Page MenuHomePhabricator

Renew certs for mcrouter on all application servers.
Closed, ResolvedPublic

Description

Quite similar to T221346: Renew certs for mcrouter on all application servers., mw and wtp hosts in eqiad/codfw have cert expiration warnings, a mixture of:

MCROUTERCERTVERIFICATION WARNING - days_left_to_ca_expiration is 60 (outside range @~:60)
MCROUTERCERTVERIFICATION WARNING - days_left_to_client_cert_expiration is 60 (outside range @~:60)

Event Timeline

The procedure to do this is described here:

https://wikitech.wikimedia.org/wiki/Mcrouter#Renew_CA_and_certificates

it would be nice to make this a script so we don't need to paste stuff from wiki, and it's also a bit more refined.

For bonus points we could think of a way to make this rollover automated.

Mentioned in SAL (#wikimedia-operations) [2020-04-20T18:39:21Z] <rzl> disabling puppet on all mcrouter hosts for cert renewal T248093

Mentioned in SAL (#wikimedia-operations) [2020-04-20T19:40:36Z] <rzl> mcrouter certs renewed on puppetmaster1001; puppet re-enabled on mcrouter hosts and will update certs naturally over the next 30m T248093

The renewal script works as expected, but the procedure as written caused problems because not every mcrouter host is listed in /etc/cergen/mcrouter.manifests.d/mediawiki-hosts.certs.yaml on puppetmaster1001. That meant the missing hosts didn't have certs re-created by cergen, so they were deleted without replacement, which meant puppet failed on those hosts. I reverted the cert renewal, so it still needs to be done.

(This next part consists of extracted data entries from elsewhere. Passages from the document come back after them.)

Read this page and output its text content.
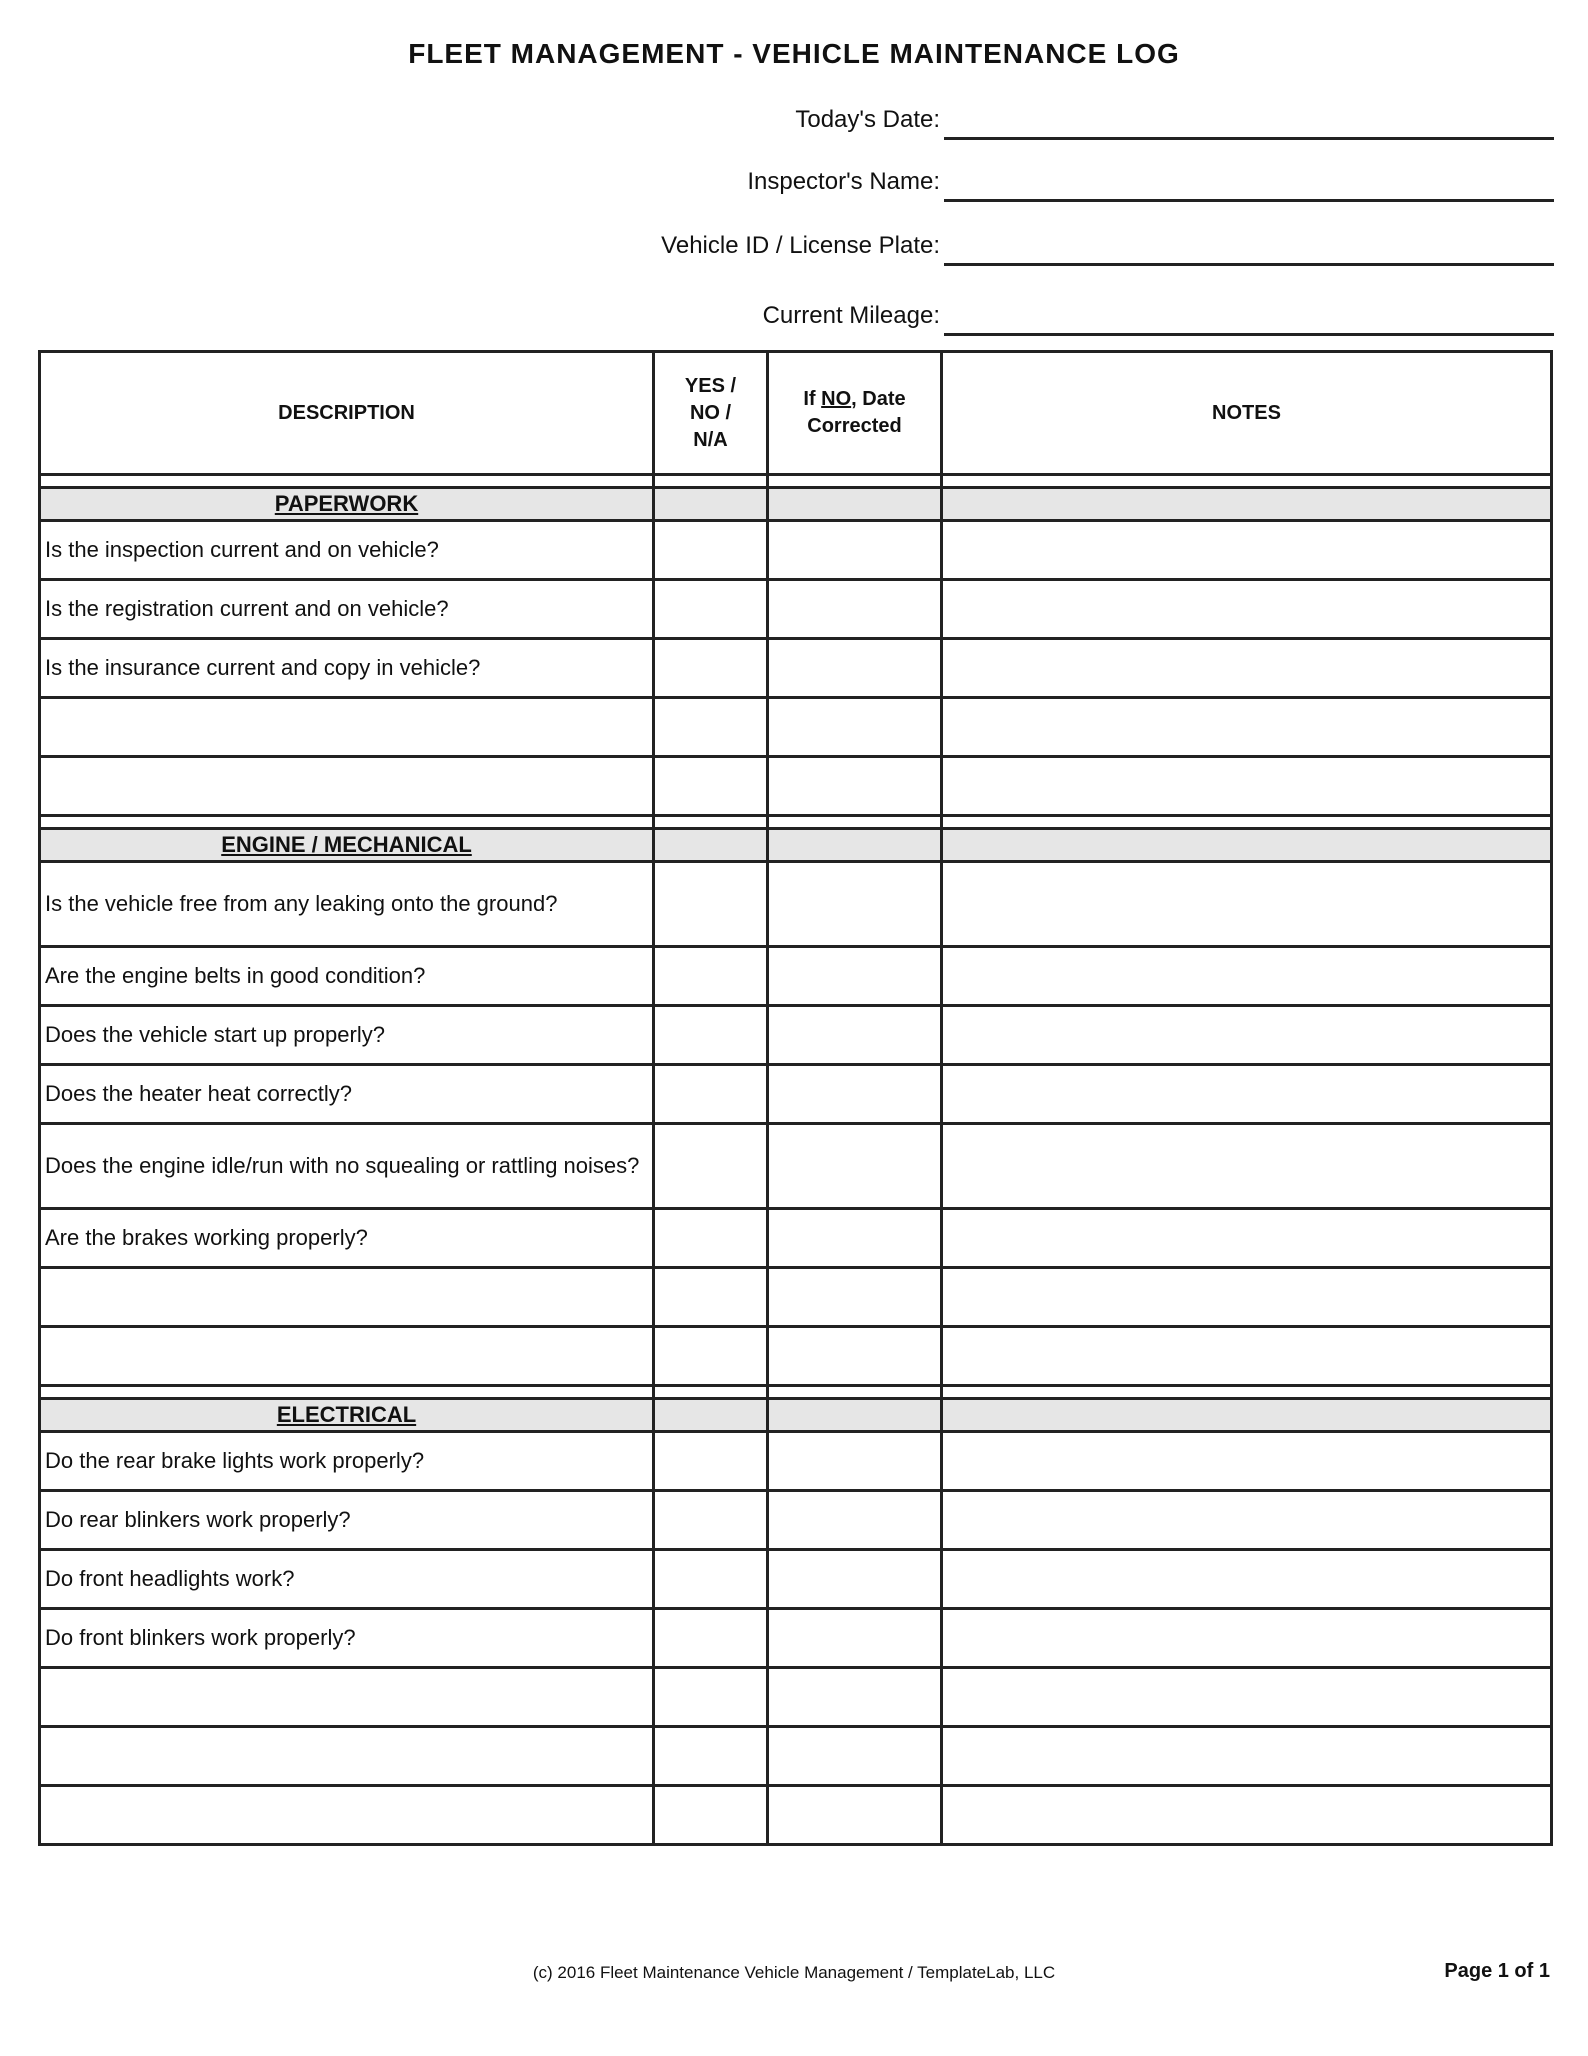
FLEET MANAGEMENT - VEHICLE MAINTENANCE LOG
Today's Date:
Inspector's Name:
Vehicle ID / License Plate:
Current Mileage:
DESCRIPTION	YES /
NO /
N/A	If NO, Date Corrected	NOTES

PAPERWORK			
Is the inspection current and on vehicle?			
Is the registration current and on vehicle?			
Is the insurance current and copy in vehicle?			

ENGINE / MECHANICAL			
Is the vehicle free from any leaking onto the ground?			
Are the engine belts in good condition?			
Does the vehicle start up properly?			
Does the heater heat correctly?			
Does the engine idle/run with no squealing or rattling noises?			
Are the brakes working properly?			

ELECTRICAL			
Do the rear brake lights work properly?			
Do rear blinkers work properly?			
Do front headlights work?			
Do front blinkers work properly?			

(c) 2016 Fleet Maintenance Vehicle Management / TemplateLab, LLC	Page 1 of 1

Those failed hosts were all new since the last time we did this. It looks like when we provision a new appserver, we generate mcrouter certs but don't add them to that config file. I'm looking into whether that's a failure of procedure or automation, and then I'll retry the cert renewal either tomorrow or next week.

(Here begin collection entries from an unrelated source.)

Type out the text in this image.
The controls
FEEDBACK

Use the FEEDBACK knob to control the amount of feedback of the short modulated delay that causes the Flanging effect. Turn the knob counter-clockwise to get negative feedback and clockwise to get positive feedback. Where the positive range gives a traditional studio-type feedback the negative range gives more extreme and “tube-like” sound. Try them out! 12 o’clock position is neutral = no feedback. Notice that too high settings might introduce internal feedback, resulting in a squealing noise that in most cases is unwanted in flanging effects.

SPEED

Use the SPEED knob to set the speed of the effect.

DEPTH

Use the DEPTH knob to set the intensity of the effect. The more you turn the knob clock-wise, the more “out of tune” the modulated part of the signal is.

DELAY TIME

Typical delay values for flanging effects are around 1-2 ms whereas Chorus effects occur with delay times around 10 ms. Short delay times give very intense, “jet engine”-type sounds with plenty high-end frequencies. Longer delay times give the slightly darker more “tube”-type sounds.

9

In the meantime, the script is good -- I think in general it's not a bug that it was willing to remove certs, since we expect that to happen after we decommission a mcrouter host. (We could have the script prompt for confirmation in that kind of situation, but since the goal is to have it run unattended, that's not really a solution.)

Mentioned in SAL (#wikimedia-operations) [2020-04-21T18:19:48Z] <rzl> disabling puppet on all mcrouter hosts for cert renewal T248093

Mentioned in SAL (#wikimedia-operations) [2020-04-21T19:09:04Z] <rzl> mcrouter certs renewed on puppetmaster1001 (again); puppet re-enabled on mcrouter hosts and will update certs naturally over the next 30m T248093

Certs renewed! I still need to merge the script for next time, and maybe set it up to run periodically unattended, but I'm resolving this.